Saturday, August 29, 2009

Farewell, Sweet Summer, We Hardly Knew Ye

My mother is on her away to my house right now, and I have no idea why. It could entirely be a simple parental visit - which I hope it is - but those don't happen very often. Something else usually has to be stirring for her to make the trek out here to the woods on a Saturday morning.

These woods, by the way, are already starting to close in on me. Summer has drawn to a wet, cold end, and it's only four short days now until that yellow bus comes flying down the road at seven in the morning. I think I am supposed to feel sad about this. I guess I do feel a little bit sad about it. I have done my best to cram as much family activity as possible into the summer months and to savor the Tornadoes as they are at this moment in time. I do feel a twinge of something blue about them each starting yet another new grade. All this growing up business I am seeing really does conjure up a mixed bag of emotions. True all of that, yes, and yet the thing that I am feeling the most over the past few days? A bit claustrophobic.

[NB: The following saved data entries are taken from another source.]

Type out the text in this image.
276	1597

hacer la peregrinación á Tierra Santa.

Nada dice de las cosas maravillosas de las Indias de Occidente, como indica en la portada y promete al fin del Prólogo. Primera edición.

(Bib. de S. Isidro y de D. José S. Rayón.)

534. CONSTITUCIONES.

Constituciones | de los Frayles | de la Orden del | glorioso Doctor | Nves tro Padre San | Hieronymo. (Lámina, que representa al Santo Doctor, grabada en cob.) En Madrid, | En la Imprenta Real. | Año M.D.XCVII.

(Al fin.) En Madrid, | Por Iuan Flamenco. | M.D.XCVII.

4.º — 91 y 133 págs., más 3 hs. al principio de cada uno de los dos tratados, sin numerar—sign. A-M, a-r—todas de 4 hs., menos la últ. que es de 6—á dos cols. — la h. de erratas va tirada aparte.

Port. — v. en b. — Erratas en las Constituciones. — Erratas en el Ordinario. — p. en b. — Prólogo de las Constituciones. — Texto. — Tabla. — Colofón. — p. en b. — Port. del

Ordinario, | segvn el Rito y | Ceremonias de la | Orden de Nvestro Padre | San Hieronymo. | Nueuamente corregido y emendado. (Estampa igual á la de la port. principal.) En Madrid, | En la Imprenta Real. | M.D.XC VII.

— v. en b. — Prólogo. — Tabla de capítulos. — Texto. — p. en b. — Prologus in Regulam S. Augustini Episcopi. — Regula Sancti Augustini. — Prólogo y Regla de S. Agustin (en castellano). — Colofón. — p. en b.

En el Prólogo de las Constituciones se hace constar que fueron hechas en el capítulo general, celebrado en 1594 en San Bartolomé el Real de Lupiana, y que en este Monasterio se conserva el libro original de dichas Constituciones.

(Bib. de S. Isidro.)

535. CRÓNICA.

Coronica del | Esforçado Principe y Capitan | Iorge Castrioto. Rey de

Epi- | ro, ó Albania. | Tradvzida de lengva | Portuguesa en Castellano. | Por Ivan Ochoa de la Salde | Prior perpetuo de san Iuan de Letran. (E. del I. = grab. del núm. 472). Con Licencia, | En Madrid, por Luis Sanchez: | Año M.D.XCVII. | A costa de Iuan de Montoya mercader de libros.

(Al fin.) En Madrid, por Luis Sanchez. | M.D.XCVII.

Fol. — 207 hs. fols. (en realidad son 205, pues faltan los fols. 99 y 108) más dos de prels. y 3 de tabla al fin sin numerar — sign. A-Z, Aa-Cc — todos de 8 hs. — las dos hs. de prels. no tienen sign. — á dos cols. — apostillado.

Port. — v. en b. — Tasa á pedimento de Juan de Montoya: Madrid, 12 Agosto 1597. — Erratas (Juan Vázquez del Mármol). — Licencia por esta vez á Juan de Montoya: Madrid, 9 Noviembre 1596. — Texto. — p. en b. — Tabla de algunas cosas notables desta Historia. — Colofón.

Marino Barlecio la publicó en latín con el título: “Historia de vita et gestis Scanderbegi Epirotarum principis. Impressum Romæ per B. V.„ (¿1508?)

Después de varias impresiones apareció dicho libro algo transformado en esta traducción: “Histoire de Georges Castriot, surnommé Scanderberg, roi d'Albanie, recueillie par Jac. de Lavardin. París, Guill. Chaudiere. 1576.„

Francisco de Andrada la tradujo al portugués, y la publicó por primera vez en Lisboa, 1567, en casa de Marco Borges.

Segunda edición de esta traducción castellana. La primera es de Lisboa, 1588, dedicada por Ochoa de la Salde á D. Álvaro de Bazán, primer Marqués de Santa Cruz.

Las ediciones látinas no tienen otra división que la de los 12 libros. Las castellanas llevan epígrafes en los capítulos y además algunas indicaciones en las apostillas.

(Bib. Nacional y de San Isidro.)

The fact of the matter is that a big, fat, monotonous hamster wheel is looming over my head right now. And I am not ready for it. In a practical sense I guess I am ready, but mentally I'm screaming a little bit in my head. Because once that school bus comes flying by, and the homework starts, and the gymnastics practice schedule kicks off, and the birthday parties start lining up, it's Bye Bye, breezy world with your convenient restaurants and fun things to do and Hello, cluttered house in the woods. Hello, cooking dinner every night. Hello, inflexible routine. Hello, collapsing in the laundry pile at nine o'clock at night. Ugh, I am already exhausted.

So these are the kinds of things rattling around in my head today, as I sit here waiting for my mother to arrive. And I am telling you, blogosphere, because these are things that I cannot tell my mother, or at least if I tell her I cannot expect that she will understand. Because I didn't grow up this way. Did you? My parents were not slaves to my extra curricular life, or my social calendar. And yet every parent that I know is staring down the same barrel of hands-on parenting insanity right now. And every one that I have spoken to this week has made it a point to mention that their own parents did not put themselves through this. Did they start handing out crazy pills in the maternity ward or something? Why do we do this to ourselves?

I forgot to mention that last night I somehow got roped into allowing both of the Tornadoes to have sleepover guests, and that those guests are still here. I think there is a game of hide and seek going on at the moment. That's my guess as to why my closet door has opened and closed about four billion times while I wrote this, anyway. I wonder, if I joined in and volunteered to hide, could I pay them not to seek me?

3 comments:

Dingo said...

Although my brother and I were into extracurricular activities, it was never like what I see going on today. And if we had to wait a 1/2 hour for my dad to pick us up because he had to work late, we just had to wait that 1/2 hour. It's insane what hoops parents put themselves through these days. It's also no wonder that kids come into my classroom expecting that I will do the same.

sarah said...

my foiks came to my 2 piano recitals. Oh, and my Bat Mitzvah. But you know, they kind of HAD to come to that.

Anonymous said...

it's crazy how things have changed. My parents came to baseball games if their schedules were clear, but I biked or walked to the games & made sure I was there on time. I couldn't imagine letting my kids bike to their own sporting events today.